For whatever reason, my condyle is rotating fine (about halfway open mouth) but it isn’t able to shift at all. He thinks there may be something blocking it (an enlarged disk or some gunk or something else – we wouldn’t really know without an MRI). He verified this by asking me to push my lower jaw forward. I can a little, but my entire jaw shifts to the right when I try it (because that side isn’t actually pushing forward and the left side is). Also, when I try to move my jaw from side to side, I can only move it to the left about 2mm (peanuts, essentially).

So what does this mean?
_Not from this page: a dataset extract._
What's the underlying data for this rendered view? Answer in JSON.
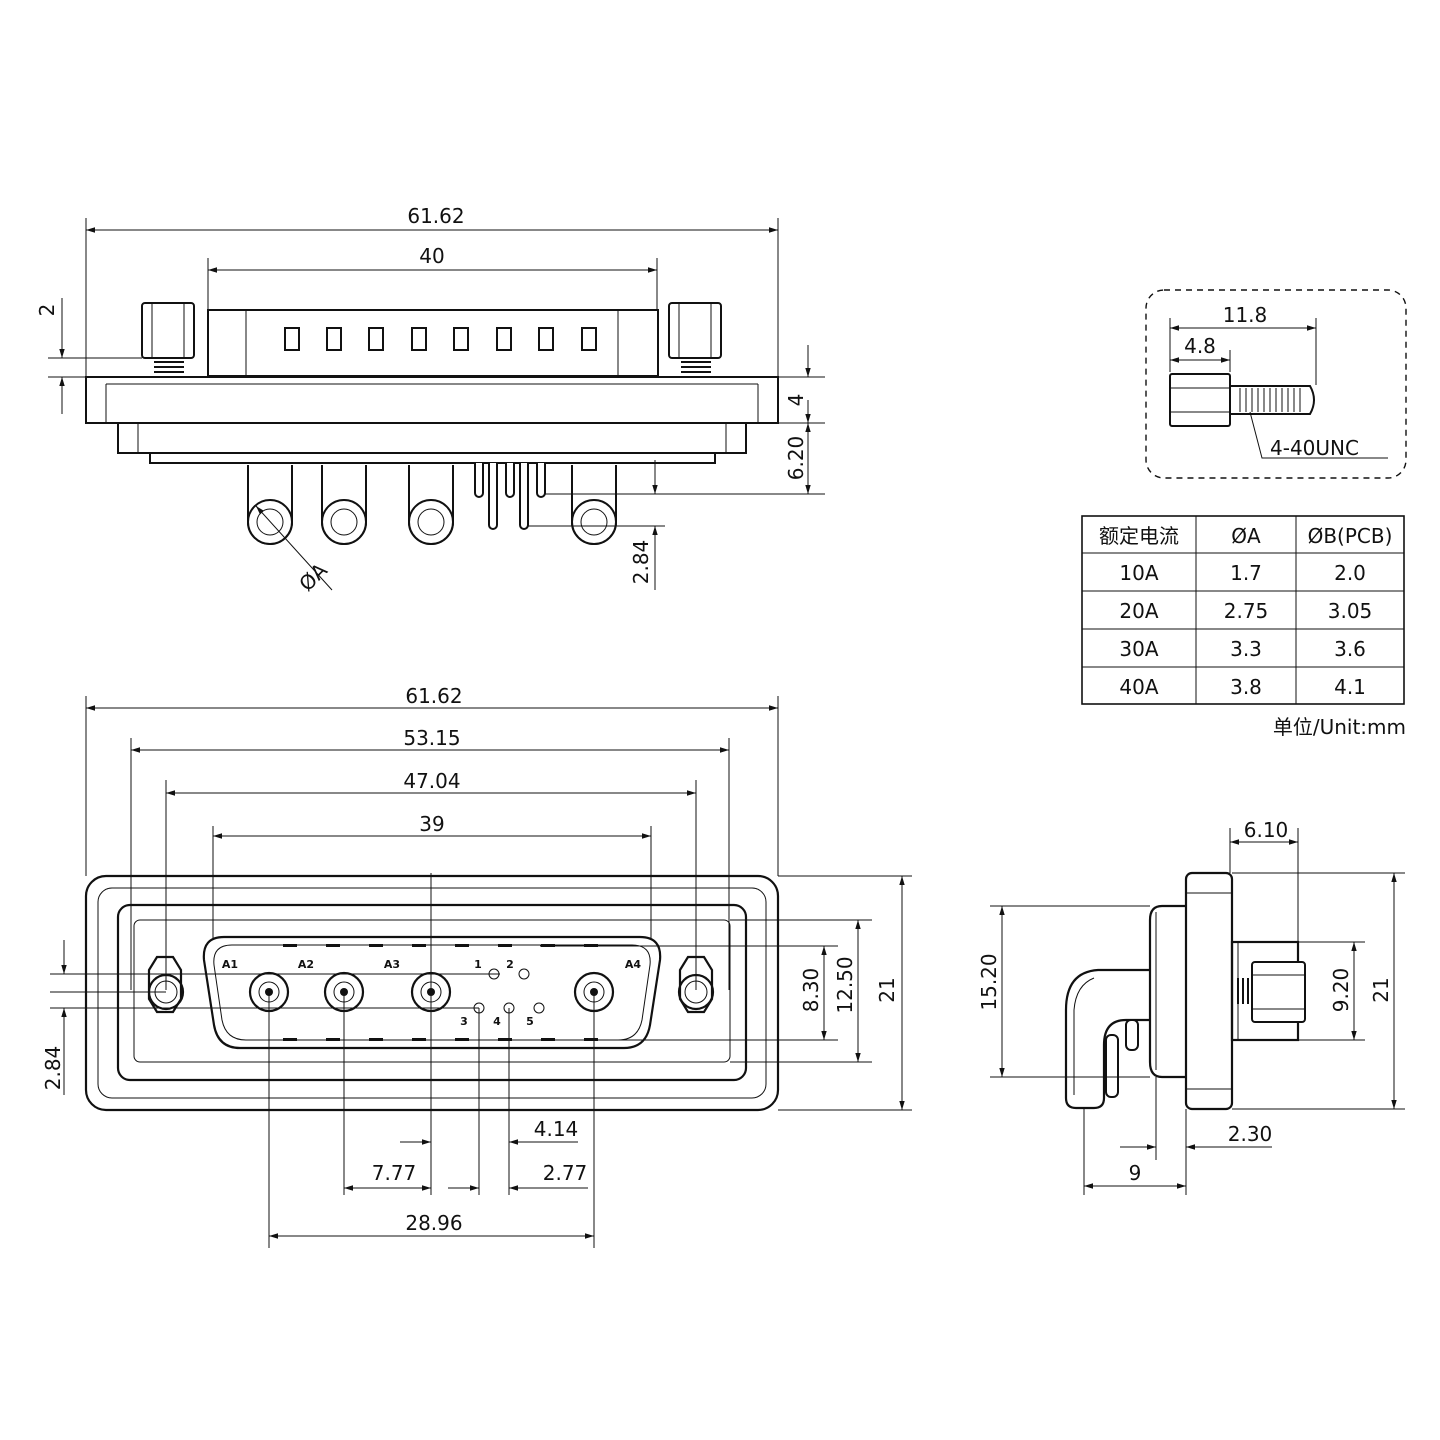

Peanuts is possibly the most successful and famous cartoon of all time, penned by icon Charles Schulz. If only watching the daily failings of a clinically depressed child were funny…

Anyway, my trusty surgeon has basically suggested that I will have to go back under the knife again. Nothing as severe as the first time, thankfully, but surgery is surgery. The goal here would be to open up the joint. Then, with me being knocked out, my jaw would theoretically be at its most relaxed, he would try to physically manipulate my jaw to see if he can determine/get past whatever it is blocking its progress. From there, he’d clean it out if necessary, give it a steroid injection to hopefully calm whatever is screwing the metaphorical pooch, and then wake me up.

Recovery for this wouldn’t be great, but not liquid-diet only. I’d likely have to revert back to softer foods for a week or so, and I have no idea how talking would be. Probably just like after a root canal I’m guessing.

I’m disappointed by this. But as he pointed out, there’s not much sense to having the whole major procedure allowing me better air if it means sacrificing eating anything larger than, say, a hot dog. It’s totally emasculating eating a hamburger by cutting it into thin slices.

This could happen as early as a few weeks from now. Right now, they’re trying to get my insurance to cover it, but really, he said either way we’ll likely do it, even if it means waiving his costs. You can tell he’s retired; he isn’t about trying to squeeze extra money out of this, he’s trying to make sure his final patient is able to live a happy life. He really is a phenomenal surgeon and person.